I Love You (1999)
6/10
Sweet But Cacophonous Deaf Film
24 October 2002
Not a film, so much as lesson. A putting-on-a-show deaf-mute tale, centered round a deaf mother with a hearing little girl and husband. Bizarrely for a movie about the deaf, its first half is marred by one of those sappy-pop-song-played-over-pretty-images interludes that punctuate lazily directed American films. And the big show, a stage production of Beauty and the Beast is completely spoken from offstage, as if the film's creators don't trust us to follow a truly mute production. Is the silent film era really that far gone? "I Love You" nods at universality by including a non-deaf mime in the play-within-the-film's team, but never completes the equation.
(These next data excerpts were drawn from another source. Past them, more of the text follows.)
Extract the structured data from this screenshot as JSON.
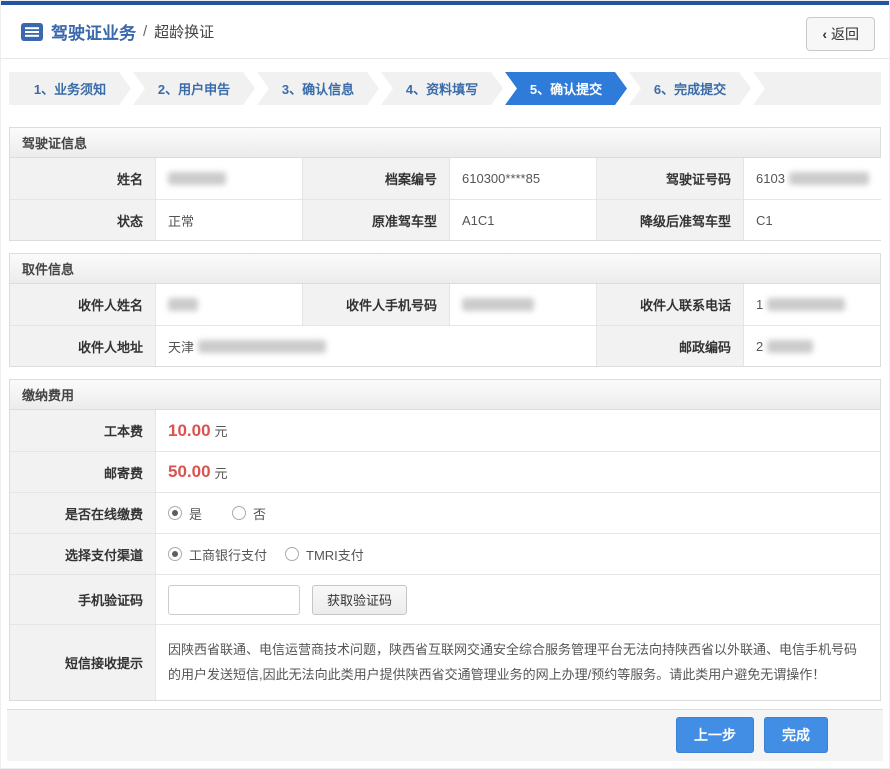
{
  "header": {
    "app_title": "驾驶证业务",
    "separator": "/",
    "page_title": "超龄换证",
    "back_chevron": "‹",
    "back_label": "返回"
  },
  "steps": [
    {
      "label": "1、业务须知"
    },
    {
      "label": "2、用户申告"
    },
    {
      "label": "3、确认信息"
    },
    {
      "label": "4、资料填写"
    },
    {
      "label": "5、确认提交"
    },
    {
      "label": "6、完成提交"
    }
  ],
  "license": {
    "title": "驾驶证信息",
    "name_label": "姓名",
    "archive_label": "档案编号",
    "archive_value": "610300****85",
    "license_no_label": "驾驶证号码",
    "license_no_prefix": "6103",
    "status_label": "状态",
    "status_value": "正常",
    "orig_class_label": "原准驾车型",
    "orig_class_value": "A1C1",
    "downgrade_class_label": "降级后准驾车型",
    "downgrade_class_value": "C1"
  },
  "pickup": {
    "title": "取件信息",
    "recipient_name_label": "收件人姓名",
    "recipient_mobile_label": "收件人手机号码",
    "recipient_phone_label": "收件人联系电话",
    "recipient_phone_prefix": "1",
    "address_label": "收件人地址",
    "address_prefix": "天津",
    "postcode_label": "邮政编码",
    "postcode_prefix": "2"
  },
  "fees": {
    "title": "缴纳费用",
    "work_fee_label": "工本费",
    "work_fee_value": "10.00",
    "postage_fee_label": "邮寄费",
    "postage_fee_value": "50.00",
    "unit": "元",
    "online_label": "是否在线缴费",
    "online_yes": "是",
    "online_no": "否",
    "channel_label": "选择支付渠道",
    "channel_icbc": "工商银行支付",
    "channel_tmri": "TMRI支付",
    "sms_label": "手机验证码",
    "get_code_label": "获取验证码",
    "notice_label": "短信接收提示",
    "notice_text": "因陕西省联通、电信运营商技术问题，陕西省互联网交通安全综合服务管理平台无法向持陕西省以外联通、电信手机号码的用户发送短信,因此无法向此类用户提供陕西省交通管理业务的网上办理/预约等服务。请此类用户避免无谓操作！"
  },
  "footer": {
    "prev_label": "上一步",
    "finish_label": "完成"
  },
  "colors": {
    "top_bar_blue": "#2155a3",
    "active_step_blue": "#2e7bd9",
    "step_text_blue": "#3a6ca9",
    "fee_red": "#d9534f",
    "notice_red": "#c9433c",
    "button_blue": "#418ee4"
  }
}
When watching a bundle of clichés (both show film and deaf film), it's best to keep alert for anything that doesn't fit the mold. That pays off here, now and then. Touching, perhaps in some instances unique-to-the-deaf, moments do occur, mostly between the mother and daughter, between the mother and her deaf friends.
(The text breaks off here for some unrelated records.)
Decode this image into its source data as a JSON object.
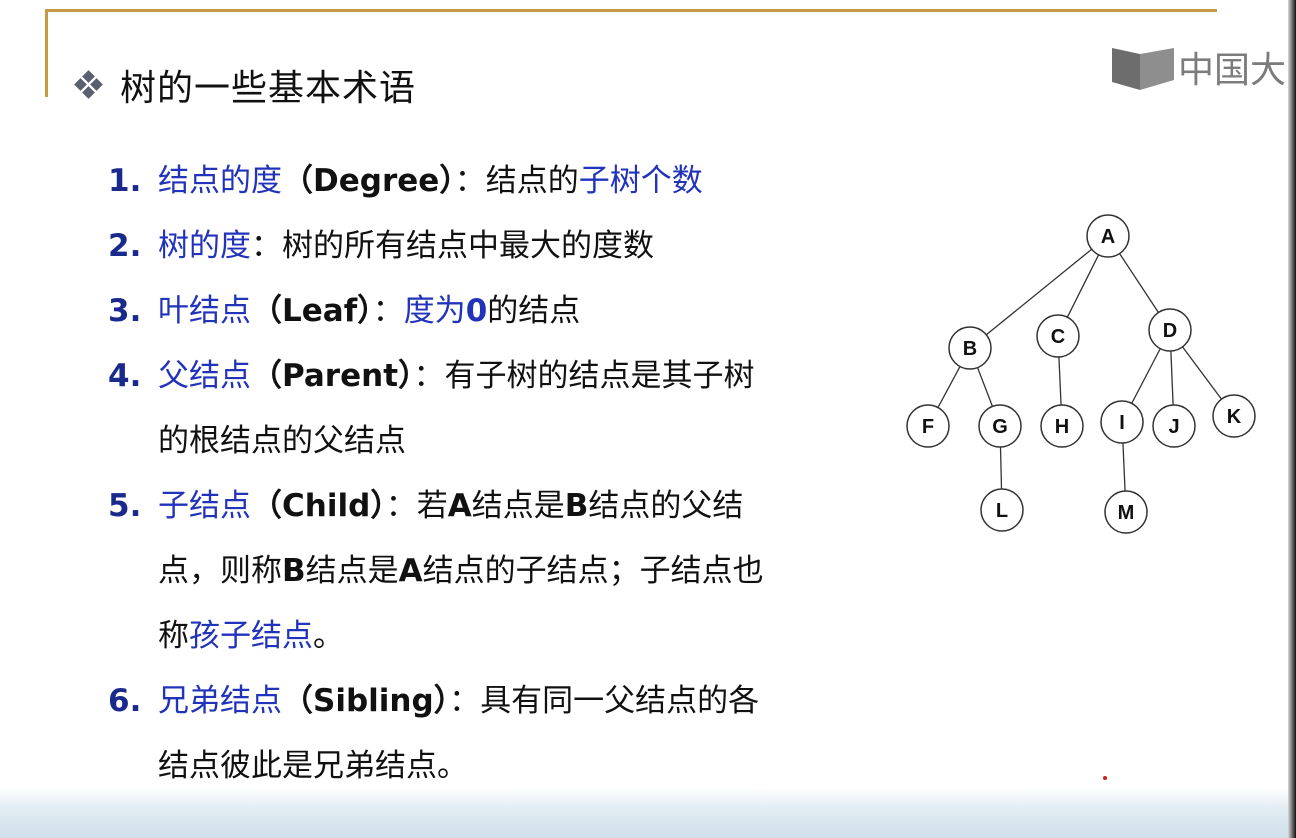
{
  "title": {
    "text": "树的一些基本术语",
    "bullet_icon": "diamond-bullet-icon"
  },
  "logo": {
    "text": "中国大",
    "icon": "book-logo-icon"
  },
  "items": [
    {
      "num": "1.",
      "term": "结点的度",
      "paren": "（Degree）",
      "colon": "：",
      "def_plain": "结点的",
      "def_blue": "子树个数"
    },
    {
      "num": "2.",
      "term": "树的度",
      "colon": "：",
      "def": "树的所有结点中最大的度数"
    },
    {
      "num": "3.",
      "term": "叶结点",
      "paren": "（Leaf）",
      "colon": "：",
      "def_blue": "度为",
      "def_bold_blue": "0",
      "def_plain": "的结点"
    },
    {
      "num": "4.",
      "term": "父结点",
      "paren": "（Parent）",
      "colon": "：",
      "def_line1": "有子树的结点是其子树",
      "def_line2": "的根结点的父结点"
    },
    {
      "num": "5.",
      "term": "子结点",
      "paren": "（Child）",
      "colon": "：",
      "l1_a": "若",
      "l1_b": "A",
      "l1_c": "结点是",
      "l1_d": "B",
      "l1_e": "结点的父结",
      "l2_a": "点，则称",
      "l2_b": "B",
      "l2_c": "结点是",
      "l2_d": "A",
      "l2_e": "结点的子结点；子结点也",
      "l3_a": "称",
      "l3_blue": "孩子结点",
      "l3_end": "。"
    },
    {
      "num": "6.",
      "term": "兄弟结点",
      "paren": "（Sibling）",
      "colon": "：",
      "def_line1": "具有同一父结点的各",
      "def_line2": "结点彼此是兄弟结点。"
    }
  ],
  "tree": {
    "nodes": [
      "A",
      "B",
      "C",
      "D",
      "F",
      "G",
      "H",
      "I",
      "J",
      "K",
      "L",
      "M"
    ],
    "edges": [
      [
        "A",
        "B"
      ],
      [
        "A",
        "C"
      ],
      [
        "A",
        "D"
      ],
      [
        "B",
        "F"
      ],
      [
        "B",
        "G"
      ],
      [
        "C",
        "H"
      ],
      [
        "D",
        "I"
      ],
      [
        "D",
        "J"
      ],
      [
        "D",
        "K"
      ],
      [
        "G",
        "L"
      ],
      [
        "I",
        "M"
      ]
    ]
  }
}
This is sticking my neck out where no one can knock me down, or at least not so I'd know, but if I belonged to this group, I think I'd rather see deaf roles in films that make as little concession as possible to deafness, even, things the correctness police would never allow, a deaf-mute villain, failure, maniac, coward, unmitigated victim, in a speaking world. Two recent films, that go not there but are excellent nonetheless, are Neil LaBute's "In the Company of Men" and Jacques Audiard's "Read My Lips." I heard the LaBute film's actress interviewed probably on NPR's "Fresh Air," so, maybe unfortunately, she was a speaker playing deaf, but her acting of the sounds a deaf woman makes vocalizing are dead on. Another touchpoint, a particularly harrowing one whichever side you find yourself taking, is the doc "Sound and Fury" directed by Josh Aronson, about a deaf couple who must decide whether to allow their young daughter cochlear implants that would allow her a life in which they fear they would share too little.